Ce mouvement masochiste passe par une identification inconsciente de Tchékhov au masochisme de sa mère. De même qu’il s’est identifié à son père violent en en prenant le contre-pied et en devenant généreux, respectueux des autres, et capable d’indiquer à tous le bien et le mal, de même, il s’est identifié à sa mère épuisée en devenant, au contraire, une mère inépuisable, surabondante, et capable d’engendrer sans cesse de nouveaux personnages. Dans son triomphe masochiste, Tchékhov se tue à force de travail, mais possède la maison avec son contenu, les invités, les frères et surtout la sœur, condamnée au célibat pour se dévouer à lui. Tous sont réduits à une totale dépendance envers lui, y compris le père qui a été autrefois si redoutable. En lisant ce livre, nous pouvons comprendre l’impression si poignante produite par la dernière scène de La Cerisaie, l’enfermement du vieux Firs, oublié dans la maison vendue aux enchères : Firs est l’image du père enfermé dans la maison, réduit à l’ombre de lui-même.
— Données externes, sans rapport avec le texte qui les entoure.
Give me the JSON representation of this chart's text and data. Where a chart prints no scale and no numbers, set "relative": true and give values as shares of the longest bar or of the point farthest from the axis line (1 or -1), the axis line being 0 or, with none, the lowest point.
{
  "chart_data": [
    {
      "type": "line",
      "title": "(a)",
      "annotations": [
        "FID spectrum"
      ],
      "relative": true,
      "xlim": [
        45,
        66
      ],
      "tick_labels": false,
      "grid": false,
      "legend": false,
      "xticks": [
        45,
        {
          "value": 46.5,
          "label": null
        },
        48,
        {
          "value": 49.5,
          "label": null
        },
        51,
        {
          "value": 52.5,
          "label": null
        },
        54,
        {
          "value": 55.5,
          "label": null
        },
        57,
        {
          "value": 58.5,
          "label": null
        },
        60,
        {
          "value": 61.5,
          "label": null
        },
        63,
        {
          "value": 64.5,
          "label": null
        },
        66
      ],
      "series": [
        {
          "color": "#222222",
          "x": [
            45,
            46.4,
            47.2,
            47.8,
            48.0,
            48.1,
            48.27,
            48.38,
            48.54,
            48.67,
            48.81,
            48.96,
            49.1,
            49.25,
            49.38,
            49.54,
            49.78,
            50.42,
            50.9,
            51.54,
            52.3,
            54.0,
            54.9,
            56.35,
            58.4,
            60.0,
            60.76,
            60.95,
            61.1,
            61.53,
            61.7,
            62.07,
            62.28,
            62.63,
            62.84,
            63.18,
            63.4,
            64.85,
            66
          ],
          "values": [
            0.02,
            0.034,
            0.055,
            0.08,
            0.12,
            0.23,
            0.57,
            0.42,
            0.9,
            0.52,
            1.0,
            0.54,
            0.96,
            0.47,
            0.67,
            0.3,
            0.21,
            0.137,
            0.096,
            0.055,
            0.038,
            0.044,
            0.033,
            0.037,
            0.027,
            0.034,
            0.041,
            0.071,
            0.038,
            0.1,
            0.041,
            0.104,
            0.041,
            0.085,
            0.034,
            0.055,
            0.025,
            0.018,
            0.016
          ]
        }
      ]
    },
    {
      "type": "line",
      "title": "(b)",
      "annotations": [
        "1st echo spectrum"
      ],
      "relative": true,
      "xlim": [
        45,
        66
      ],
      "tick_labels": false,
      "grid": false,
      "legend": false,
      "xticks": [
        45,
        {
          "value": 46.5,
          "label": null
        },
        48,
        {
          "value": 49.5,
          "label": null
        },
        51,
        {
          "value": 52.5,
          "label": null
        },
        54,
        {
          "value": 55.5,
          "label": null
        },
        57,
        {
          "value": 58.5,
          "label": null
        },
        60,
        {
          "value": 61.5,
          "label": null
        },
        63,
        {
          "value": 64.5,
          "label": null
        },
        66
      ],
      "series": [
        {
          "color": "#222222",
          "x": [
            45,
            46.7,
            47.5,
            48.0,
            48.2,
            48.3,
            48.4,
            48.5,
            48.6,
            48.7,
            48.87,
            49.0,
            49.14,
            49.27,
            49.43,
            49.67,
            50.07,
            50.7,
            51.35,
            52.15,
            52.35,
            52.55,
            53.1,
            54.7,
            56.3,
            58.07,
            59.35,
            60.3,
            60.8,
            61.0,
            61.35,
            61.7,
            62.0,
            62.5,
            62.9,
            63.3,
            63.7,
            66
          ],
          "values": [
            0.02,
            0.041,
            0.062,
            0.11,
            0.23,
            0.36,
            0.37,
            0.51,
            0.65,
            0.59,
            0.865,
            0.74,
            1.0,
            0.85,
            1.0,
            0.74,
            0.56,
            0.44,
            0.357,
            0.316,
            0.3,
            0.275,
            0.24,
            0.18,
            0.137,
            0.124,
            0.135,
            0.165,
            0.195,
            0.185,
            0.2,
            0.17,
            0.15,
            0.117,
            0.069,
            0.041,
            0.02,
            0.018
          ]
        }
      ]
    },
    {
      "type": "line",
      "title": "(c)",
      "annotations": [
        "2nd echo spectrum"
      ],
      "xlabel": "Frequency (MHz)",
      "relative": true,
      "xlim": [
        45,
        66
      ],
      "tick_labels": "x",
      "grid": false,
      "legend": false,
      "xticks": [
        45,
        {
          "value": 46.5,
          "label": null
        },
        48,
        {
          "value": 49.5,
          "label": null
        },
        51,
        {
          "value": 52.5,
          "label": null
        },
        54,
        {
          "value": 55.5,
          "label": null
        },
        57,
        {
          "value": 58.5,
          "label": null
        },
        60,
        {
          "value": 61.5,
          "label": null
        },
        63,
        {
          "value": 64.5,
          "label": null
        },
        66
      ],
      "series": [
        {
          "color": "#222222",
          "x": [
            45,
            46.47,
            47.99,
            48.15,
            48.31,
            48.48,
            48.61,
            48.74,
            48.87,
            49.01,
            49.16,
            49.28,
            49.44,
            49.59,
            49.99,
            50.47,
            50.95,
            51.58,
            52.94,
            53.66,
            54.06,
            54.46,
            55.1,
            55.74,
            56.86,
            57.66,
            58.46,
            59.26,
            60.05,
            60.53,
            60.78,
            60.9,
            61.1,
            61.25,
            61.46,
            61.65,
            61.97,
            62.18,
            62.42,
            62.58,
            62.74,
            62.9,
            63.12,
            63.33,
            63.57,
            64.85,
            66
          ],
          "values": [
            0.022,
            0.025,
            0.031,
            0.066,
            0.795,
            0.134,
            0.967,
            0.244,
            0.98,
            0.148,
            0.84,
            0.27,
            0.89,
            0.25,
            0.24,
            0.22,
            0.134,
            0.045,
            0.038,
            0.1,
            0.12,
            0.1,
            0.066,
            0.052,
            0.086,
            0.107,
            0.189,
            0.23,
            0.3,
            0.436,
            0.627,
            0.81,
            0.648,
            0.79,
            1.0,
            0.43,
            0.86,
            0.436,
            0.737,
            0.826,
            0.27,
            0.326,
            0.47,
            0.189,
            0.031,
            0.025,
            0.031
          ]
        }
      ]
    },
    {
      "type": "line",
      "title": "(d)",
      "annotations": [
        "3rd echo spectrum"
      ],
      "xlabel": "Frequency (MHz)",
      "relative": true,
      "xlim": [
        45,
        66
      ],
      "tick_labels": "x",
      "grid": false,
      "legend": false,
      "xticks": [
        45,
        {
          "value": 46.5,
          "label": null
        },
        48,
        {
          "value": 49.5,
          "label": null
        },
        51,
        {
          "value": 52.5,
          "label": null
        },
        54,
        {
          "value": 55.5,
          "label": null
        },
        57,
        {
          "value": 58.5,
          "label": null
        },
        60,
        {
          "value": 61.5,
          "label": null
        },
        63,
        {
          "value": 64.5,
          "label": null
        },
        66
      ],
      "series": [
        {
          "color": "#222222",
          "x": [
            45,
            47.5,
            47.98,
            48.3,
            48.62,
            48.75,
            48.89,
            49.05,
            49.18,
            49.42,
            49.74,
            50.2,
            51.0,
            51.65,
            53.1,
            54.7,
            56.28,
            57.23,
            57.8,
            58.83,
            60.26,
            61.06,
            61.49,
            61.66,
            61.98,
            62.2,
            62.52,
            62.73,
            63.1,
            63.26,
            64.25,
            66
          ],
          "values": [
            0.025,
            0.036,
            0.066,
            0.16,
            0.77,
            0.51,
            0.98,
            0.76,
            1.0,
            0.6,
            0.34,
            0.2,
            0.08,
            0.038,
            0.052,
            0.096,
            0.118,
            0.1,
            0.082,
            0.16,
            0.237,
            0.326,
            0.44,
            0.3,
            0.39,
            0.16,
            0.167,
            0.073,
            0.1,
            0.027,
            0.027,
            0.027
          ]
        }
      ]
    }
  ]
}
Cette résolution tout à fait particulière de son conflit œdipien mène toutefois Tchékhov à une impasse dans sa vie personnelle. Beaucoup de personnages de son œuvre s’y heurtent également: il lui sera impossible de vivre avec une femme et d’en avoir des enfants. Il ressent la vie de famille comme une menace mortelle pour sa créativité. Tout se passe comme si faire des enfants à une femme en tant qu’homme pouvait porter atteinte à sa capacité à créer lui-même une multitude d’enfants imaginaires. Tchékhov s’est identifié « en contre » à ses deux parents, mais non pas à chacun d’eux en tant que partenaire d’un couple sexuel. C’est pourquoi Annie Anargyros peut dire de lui qu’il n’a pas fait le deuil de ses objets parentaux : il les a perdus et incorporés séparément, mais pas en tant que couple sexuel. Ce n’est que proche de la mort qu’il acceptera de se marier, et encore à la condition de ne rien changer à son mode de vie solitaire.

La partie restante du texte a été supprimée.